Net als ik het moeilijk heb haalt de oude man mij relaxed
fietsend in. Je ziet het gelijk aan mij. Ik sjok wat meer, kijk moeilijk, zeg
maar de somberste blik van Frank de Boer in het kwadraat. “Rotterdam is nog een heel eind” roept hij me toe en zet aan om
zijn vrouw bij te halen die een meter of 10 voor hem fietst. Terwijl zij
langzaam uit mijn wazige blikveld verdwijnen meldt Runkeeper zich via het
felgeel gekleurde oortelefoontje met de teleurstellende mededeling dat na 9km mijn
gemiddelde snelheid aan het dalen is.
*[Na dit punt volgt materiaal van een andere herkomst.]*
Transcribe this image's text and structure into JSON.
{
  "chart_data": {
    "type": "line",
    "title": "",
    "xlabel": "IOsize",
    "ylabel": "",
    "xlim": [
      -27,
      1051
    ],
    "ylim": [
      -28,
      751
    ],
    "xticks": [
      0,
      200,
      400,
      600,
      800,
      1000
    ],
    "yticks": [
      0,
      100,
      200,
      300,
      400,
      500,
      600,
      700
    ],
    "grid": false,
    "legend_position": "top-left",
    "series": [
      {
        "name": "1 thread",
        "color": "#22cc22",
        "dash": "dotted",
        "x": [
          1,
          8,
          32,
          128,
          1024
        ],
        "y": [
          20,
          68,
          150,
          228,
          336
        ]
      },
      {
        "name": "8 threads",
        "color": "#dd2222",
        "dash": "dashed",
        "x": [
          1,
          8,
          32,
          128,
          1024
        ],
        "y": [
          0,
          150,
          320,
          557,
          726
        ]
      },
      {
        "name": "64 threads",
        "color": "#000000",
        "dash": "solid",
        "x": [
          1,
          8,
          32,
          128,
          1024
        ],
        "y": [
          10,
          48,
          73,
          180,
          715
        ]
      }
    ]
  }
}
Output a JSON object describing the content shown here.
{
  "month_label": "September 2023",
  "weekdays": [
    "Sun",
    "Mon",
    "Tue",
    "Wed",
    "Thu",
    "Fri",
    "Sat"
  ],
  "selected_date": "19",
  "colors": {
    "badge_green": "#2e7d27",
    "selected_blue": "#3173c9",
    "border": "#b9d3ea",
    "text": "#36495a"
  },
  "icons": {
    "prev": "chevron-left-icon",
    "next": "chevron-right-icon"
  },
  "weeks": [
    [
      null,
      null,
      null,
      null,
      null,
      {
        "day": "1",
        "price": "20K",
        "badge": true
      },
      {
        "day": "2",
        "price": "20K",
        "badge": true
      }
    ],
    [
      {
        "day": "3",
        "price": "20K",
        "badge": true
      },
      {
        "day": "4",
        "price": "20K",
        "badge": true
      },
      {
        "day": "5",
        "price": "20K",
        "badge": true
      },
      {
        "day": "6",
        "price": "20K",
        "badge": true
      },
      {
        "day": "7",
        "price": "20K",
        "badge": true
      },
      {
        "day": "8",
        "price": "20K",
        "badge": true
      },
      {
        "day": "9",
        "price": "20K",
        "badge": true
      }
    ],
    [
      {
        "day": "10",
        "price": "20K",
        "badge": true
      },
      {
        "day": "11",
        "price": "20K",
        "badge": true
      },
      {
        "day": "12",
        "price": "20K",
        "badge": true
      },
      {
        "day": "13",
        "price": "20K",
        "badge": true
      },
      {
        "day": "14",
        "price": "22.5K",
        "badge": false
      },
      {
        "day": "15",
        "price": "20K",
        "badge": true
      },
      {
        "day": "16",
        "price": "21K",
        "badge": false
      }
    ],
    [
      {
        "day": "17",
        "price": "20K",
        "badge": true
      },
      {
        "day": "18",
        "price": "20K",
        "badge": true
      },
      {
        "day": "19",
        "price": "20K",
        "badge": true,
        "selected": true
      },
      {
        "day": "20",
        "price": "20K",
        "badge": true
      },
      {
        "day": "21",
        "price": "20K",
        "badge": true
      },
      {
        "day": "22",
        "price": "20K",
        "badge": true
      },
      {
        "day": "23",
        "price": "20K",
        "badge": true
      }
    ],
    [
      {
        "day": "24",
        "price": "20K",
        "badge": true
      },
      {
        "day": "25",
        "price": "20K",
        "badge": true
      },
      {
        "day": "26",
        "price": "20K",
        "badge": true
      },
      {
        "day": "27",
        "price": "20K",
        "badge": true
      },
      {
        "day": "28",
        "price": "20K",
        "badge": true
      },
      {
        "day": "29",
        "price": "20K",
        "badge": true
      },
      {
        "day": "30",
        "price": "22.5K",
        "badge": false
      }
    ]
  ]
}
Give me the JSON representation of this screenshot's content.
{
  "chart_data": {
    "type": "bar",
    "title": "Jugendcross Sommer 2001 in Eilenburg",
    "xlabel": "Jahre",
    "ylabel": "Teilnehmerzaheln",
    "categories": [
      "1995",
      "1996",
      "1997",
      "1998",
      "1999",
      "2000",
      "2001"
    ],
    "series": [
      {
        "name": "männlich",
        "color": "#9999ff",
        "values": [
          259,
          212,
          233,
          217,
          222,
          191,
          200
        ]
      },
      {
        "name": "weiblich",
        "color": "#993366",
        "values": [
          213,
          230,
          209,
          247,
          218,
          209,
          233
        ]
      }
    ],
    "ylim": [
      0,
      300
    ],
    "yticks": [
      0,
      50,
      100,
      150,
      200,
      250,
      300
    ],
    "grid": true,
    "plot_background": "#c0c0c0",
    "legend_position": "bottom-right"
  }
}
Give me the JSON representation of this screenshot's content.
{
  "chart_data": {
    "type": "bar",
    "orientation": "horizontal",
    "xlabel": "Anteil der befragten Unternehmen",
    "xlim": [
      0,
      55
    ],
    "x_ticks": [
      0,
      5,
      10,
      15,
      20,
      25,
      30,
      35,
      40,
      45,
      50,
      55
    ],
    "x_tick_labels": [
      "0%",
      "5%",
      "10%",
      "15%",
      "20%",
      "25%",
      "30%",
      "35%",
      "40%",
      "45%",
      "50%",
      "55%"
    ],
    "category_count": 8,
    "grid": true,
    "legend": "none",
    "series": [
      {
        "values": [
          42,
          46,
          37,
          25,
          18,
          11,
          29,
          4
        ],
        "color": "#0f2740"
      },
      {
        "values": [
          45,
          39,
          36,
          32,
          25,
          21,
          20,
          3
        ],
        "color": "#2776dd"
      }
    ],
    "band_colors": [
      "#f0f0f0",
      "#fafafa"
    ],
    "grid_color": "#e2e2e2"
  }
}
Versnellen dus! Luidt piepend alarmeert
de hartslagmeter dat ik boven mijn limiet zit . Vertragen dus! Aangezien ik het
iedereen, inclusief elektronische apparaten, naar de zin wil maken vertraag ik
mijn pas iets, waardoor mijn hartslag wat daalt en mijn snelheid nog net boven
mijn minimum zit. Ik ben op weg naar Rotterdam, de marathon van…. om precies te
zijn. Volgend jaar april is het zover. Het idee was er toen mede 50+’er Theo
tijdens een wandeling in Istanbul liet vallen dat hij dat wel een keer wilde
doen. ‘ Ik doe mee’ riep ik schuifelend
in de menigte bij het Topkapipaleis, waar de doorstroming wel iets weg heeft
van de start van een drukbezocht loopevenement.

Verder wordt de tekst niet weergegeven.